Nilton Tavares, que vive há seis anos no Pires, conta que a vida ficou difícil após a destruição do rio Paraopeba. “Como o salário era baixo, dois três peixinhos que a gente pescava, já te dava uma compensação de proteína importante para a alimentação”, relata.
Por conta desse cenário de desesperança, a maioria deseja conquistar o direito de se realocada para um lugar longe do descaso e da lama.
“Se fosse o caso de alguém querer comprar eu vendia até perdendo um bocado, mas também ir pra onde? Sair daqui pra ir pro meu interior o aluguel é um absurdo. É bom pra quem tem dinheiro, sai de uma cidade vai pra outra, mas para mim não”, desabafa Jorge.
O TAMANHO DO IMPACTO VERSUS O TAMANHO DA REPARAÇÃO
“Tem várias formas de atingimento, tem a saúde mental, física a moradia, a segurança alimentar, o direito ao lazer, a convivência comunitária, essas diversas comunidades foram sim atingidas, mesmo que de formas diferentes”, explica.
Aproximadamente 944 mil pessoas foram atingidas pelo rompimento da barragem em 18 municípios cortados pelo Paraopeba. O levantamento foi realizado pelo Movimento dos Atingidos por Barragens (MAB).
MORADORES NÃO SÃO OUVIDOS, MUITO MENOS INFORMADOS
A REPARAÇÃO DA VALE
Os moradores temem perder a renda, já que boa parte não tem trabalho ou perdeu sua fonte de sustento após a tragédia.
O promotor André Sperling afirma que a Vale ainda não apresentou nenhuma garantia de reparação após o fim do pagamento.

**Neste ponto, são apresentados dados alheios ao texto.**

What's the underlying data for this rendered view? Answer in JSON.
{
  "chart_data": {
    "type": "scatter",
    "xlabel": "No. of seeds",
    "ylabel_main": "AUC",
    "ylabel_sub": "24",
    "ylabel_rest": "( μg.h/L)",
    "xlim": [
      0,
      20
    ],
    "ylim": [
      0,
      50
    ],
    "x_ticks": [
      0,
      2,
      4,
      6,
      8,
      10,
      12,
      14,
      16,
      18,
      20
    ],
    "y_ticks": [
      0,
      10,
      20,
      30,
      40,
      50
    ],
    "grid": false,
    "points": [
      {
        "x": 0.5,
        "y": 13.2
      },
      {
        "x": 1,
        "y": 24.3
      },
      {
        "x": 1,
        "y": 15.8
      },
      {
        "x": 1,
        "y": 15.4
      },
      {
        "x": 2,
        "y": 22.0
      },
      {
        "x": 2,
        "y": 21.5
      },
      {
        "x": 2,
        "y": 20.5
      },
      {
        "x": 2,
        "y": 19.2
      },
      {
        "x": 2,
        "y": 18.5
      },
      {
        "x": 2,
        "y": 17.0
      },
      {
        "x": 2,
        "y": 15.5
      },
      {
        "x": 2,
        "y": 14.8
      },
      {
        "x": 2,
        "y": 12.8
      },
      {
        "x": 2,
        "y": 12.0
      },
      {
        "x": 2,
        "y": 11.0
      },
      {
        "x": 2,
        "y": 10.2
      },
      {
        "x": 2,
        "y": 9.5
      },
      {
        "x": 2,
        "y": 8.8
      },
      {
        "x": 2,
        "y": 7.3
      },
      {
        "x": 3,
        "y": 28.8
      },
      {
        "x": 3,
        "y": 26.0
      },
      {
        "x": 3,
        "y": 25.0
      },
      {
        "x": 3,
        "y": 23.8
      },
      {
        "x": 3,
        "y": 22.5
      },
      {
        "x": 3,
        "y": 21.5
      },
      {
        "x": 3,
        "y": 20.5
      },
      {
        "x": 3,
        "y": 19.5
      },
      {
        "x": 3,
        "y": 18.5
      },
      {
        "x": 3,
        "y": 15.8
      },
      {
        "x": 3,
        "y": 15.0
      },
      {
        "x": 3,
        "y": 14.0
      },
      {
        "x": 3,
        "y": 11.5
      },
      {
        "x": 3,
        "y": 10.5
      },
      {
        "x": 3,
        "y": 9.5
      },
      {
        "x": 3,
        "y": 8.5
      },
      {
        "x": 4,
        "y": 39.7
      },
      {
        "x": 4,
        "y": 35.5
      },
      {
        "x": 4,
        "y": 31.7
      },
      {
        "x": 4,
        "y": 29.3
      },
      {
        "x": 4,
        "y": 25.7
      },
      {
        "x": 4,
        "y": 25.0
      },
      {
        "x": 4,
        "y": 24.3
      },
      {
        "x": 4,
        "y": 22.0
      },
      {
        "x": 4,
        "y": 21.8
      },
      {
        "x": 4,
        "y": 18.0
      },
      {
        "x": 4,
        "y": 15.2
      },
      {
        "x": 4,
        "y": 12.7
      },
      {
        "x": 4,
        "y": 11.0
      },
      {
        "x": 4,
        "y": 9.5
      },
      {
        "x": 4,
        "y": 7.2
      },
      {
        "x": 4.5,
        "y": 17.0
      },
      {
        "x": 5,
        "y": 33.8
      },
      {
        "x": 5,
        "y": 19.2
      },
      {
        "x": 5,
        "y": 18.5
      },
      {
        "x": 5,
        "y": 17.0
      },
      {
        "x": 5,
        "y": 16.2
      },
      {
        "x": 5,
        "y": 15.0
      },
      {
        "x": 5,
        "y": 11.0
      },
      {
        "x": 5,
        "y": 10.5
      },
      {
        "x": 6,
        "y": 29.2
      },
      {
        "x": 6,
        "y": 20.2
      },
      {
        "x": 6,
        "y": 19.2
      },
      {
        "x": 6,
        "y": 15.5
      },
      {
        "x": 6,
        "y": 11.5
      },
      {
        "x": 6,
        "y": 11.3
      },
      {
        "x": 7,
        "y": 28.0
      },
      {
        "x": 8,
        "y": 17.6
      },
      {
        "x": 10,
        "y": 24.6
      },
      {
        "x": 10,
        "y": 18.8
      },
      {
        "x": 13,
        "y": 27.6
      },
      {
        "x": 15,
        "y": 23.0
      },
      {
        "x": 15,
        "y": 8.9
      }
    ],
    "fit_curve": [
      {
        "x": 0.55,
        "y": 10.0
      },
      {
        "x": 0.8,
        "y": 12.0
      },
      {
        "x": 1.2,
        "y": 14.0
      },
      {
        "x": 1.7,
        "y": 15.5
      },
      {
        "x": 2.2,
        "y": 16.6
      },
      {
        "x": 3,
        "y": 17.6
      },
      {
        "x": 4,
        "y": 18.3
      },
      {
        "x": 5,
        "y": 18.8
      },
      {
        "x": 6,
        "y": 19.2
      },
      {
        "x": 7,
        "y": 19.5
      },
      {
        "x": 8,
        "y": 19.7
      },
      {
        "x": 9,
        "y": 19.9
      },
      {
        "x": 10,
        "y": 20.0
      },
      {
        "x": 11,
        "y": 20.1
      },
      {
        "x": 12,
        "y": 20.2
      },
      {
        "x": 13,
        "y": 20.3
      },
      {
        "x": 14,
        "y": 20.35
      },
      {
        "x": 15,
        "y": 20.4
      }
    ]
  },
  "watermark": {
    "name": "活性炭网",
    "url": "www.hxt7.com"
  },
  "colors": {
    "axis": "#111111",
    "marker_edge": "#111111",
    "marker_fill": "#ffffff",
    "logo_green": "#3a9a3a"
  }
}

“O MP entende que se a pessoa está com a renda e o modo de vida prejudicado em função do desastre, ela tem o direito de receber o pagamento até que ela recomponha o modo de vida”, explica.
Cada pessoa tem direito a receber um salário mínimo por mês (R$ 998), além de uma cesta básica mensal. O acordo não faz distinção por renda. Contempla desde pessoas ricas até pessoas em condição de vulnerabilidade social, como é o caso de muitos no Pires.
VALE COMANDA REGULARIZAÇÃO FUNDIÁRIA NO PIRES
No último 29 de julho, a Prefeitura de Brumadinho publicou uma notadeclarando que o processo de regularização fundiária da comunidade do Pires caberá à própria mineradora.
André Sperling esclarece que a Vale comandar o processo de regularização fundiária é vitória para a estratégia jurídica da empresa
“A gente entende que toda a população do Pires tem o direito de ser realocada. A vale não quer fazer o processo de realocação, não quer dar o direito das pessoas irem para outro lugar viver. É evidente que a Vale quer comandar o processo de regularização fundiária, mas eu entendo que isso é uma função do estado. Então a Vale tem que cumprir as obrigações do estado”, esclarece o promotor.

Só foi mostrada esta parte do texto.